J.M. – A partir do momento em que sabíamos que o projeto ia ser concretizado, uma vez que o companheiro governador Alberto Soares Carneiro nos tinha dado essa garantia, não só quisemos que a plantação tivesse forte impacto na comunidade, como fosse ela própria o ensejo para fazer pedagogia nas populações mais jovens. Partimos para a apresentação da ação junto do agrupamento de escolas de Monção e selecionamos uma escola básica localizada na zona ardida, a escola de Tangil. Deste modo, no Dia Mundial da Floresta toda a população escolar, que abrangia idades desde os 3 até aos 15 anos, juntamente com os professores e assistentes operacionais e membros do Rotary Club de Monção, num total de cerca de 300 pessoas, foram mobilizadas para a plantação. Estiveram ainda presentes nessa data os sapadores florestais, os bombeiros, a GNR e os serviços florestais. A Câmara Municipal de Monção esteve presente e organizou o transporte dos alunos entre a escola e o local. O companheiro governador e a esposa estiveram também presentes.

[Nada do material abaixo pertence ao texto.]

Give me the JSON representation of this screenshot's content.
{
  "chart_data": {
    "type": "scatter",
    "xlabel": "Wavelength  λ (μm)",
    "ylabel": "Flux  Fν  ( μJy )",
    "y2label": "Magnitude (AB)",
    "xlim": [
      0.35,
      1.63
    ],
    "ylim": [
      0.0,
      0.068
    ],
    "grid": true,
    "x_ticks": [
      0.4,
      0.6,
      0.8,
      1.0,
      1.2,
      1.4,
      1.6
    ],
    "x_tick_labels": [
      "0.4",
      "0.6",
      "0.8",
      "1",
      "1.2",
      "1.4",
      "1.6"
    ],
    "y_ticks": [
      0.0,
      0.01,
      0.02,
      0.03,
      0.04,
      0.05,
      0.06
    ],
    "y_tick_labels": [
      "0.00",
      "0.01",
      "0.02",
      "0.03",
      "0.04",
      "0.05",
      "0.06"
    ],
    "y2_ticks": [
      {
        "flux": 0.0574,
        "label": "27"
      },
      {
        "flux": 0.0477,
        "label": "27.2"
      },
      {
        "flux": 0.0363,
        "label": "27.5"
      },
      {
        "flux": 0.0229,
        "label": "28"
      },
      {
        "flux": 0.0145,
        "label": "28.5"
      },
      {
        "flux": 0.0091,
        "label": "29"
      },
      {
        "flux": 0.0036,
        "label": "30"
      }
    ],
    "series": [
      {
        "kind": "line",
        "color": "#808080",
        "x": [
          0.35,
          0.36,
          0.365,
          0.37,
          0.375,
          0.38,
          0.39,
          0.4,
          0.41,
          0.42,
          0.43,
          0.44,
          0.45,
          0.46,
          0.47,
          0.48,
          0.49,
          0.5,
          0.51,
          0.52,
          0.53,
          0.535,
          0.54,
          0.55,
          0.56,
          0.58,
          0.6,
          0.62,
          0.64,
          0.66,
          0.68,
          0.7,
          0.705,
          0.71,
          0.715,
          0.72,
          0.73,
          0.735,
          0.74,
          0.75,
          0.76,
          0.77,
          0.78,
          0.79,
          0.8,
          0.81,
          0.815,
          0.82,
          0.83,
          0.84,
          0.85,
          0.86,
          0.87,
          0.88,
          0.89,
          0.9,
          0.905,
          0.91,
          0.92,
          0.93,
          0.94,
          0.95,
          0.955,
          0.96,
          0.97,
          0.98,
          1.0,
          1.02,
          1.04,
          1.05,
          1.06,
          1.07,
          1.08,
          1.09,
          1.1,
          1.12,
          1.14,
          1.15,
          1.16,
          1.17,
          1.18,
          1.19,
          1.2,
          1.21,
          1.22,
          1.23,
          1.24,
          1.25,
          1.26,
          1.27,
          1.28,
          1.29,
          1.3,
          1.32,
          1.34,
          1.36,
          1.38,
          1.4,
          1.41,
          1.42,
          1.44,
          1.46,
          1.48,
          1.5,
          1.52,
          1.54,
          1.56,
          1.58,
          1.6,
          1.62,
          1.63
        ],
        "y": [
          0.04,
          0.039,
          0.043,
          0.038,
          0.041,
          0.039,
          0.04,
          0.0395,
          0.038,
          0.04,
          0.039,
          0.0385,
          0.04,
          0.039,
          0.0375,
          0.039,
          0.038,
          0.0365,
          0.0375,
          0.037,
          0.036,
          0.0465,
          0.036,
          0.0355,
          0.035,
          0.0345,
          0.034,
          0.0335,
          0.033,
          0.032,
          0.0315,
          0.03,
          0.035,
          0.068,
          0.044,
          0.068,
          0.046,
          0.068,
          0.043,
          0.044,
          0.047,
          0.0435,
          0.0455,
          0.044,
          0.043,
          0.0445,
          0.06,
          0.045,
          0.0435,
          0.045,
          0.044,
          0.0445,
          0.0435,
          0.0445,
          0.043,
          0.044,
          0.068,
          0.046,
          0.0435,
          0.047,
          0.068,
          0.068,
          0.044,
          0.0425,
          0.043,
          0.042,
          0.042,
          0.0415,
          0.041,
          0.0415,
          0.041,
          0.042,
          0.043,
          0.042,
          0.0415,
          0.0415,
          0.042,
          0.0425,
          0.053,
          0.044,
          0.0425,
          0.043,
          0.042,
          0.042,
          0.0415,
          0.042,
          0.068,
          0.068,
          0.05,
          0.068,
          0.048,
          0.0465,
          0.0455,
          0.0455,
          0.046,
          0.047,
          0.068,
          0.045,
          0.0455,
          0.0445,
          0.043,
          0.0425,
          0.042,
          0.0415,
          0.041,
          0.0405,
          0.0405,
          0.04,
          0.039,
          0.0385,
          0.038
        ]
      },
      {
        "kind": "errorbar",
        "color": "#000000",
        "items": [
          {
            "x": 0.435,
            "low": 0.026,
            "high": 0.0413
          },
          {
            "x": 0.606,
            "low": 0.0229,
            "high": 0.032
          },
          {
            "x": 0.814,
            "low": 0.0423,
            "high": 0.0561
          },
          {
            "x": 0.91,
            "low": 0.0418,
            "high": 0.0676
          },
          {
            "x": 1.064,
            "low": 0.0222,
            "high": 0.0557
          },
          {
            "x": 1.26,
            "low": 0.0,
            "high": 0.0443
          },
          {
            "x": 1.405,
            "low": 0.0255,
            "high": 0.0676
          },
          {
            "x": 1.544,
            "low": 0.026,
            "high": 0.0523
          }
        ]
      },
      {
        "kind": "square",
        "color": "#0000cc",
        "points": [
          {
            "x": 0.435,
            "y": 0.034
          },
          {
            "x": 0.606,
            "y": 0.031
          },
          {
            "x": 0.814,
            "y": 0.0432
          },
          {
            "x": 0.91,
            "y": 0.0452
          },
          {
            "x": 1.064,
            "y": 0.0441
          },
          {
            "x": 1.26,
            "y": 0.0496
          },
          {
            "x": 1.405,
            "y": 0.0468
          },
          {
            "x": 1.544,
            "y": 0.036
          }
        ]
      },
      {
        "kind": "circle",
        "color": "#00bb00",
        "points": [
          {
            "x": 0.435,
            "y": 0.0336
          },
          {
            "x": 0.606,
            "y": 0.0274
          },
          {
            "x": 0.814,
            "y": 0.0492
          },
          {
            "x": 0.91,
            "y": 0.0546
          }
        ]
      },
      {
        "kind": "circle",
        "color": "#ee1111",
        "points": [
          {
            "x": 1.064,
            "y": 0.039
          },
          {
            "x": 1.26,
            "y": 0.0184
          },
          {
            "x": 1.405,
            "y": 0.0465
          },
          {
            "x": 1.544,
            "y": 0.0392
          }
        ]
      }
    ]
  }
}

N. – Tratou-se de reflorestar uma vasta área ardida na freguesia de Merufe, com a plantação de cerca de 9 mil árvores. Que qualidade de árvores plantaram?
J.M. – A seleção das árvores coube à junta de freguesia de Merufe e aos serviços florestais, que optaram por fazer a plantação de árvores autóctones, tratando-se de 9 mil árvores compostas por carvalhos, bétulas e ciprestes, sendo na sua grande maioria carvalhos.
N. – Que novos projetos pensa o clube desenvolver?
J.M. – O clube tem apresentado todos os anos novos projetos tendo para este ano apresentado um projeto na área da educação, para um concurso de ideias dirigido a estudantes do ensino secundário. Este concurso visará a apresentação de ideias criativas na área do ambiente e da solidariedade.
N. – Que comentário lhe suscita a participação da Fundação Rotária Portuguesa no apoio financeiro aos projetos apresentados pelos clubes. É uma mais-valia?
J.M. – Sim, A participação da FRP neste tipo de apoio financeiro, possibilita que os clubes sejam mais dinâmicos e possibilitem intervir na comunidade a que pertencem. Sem esta ajuda, não seria possível que a maioria dos clubes apresentasse projetos com a envergadura do que foi apresentado pelo Rotary Club de Monção, no ano rotário transato.
N. – Entende que os projetos dos clubes se devem confinar apenas e, só, à área de Alfabetização/Educação ou que também seja alargado aos projetos Promoção de Saúde e Recursos Hídricos e Ambiente, conforme previsto no plano estratégico em vigor?
J.M. – Entendemos que os projetos dos clubes não se devem limitar apenas a uma área. Limitar a uma área será limitar a ação dos clubes. Mas entende o Rotary Clube de Monção que a percentagem de apoio deveria ser igual a todas as áreas dos projetos, porque os clubes optam por aquelas em que vão buscar mais dinheiro à FRP, limitando muitas vezes a vontade dos clubes.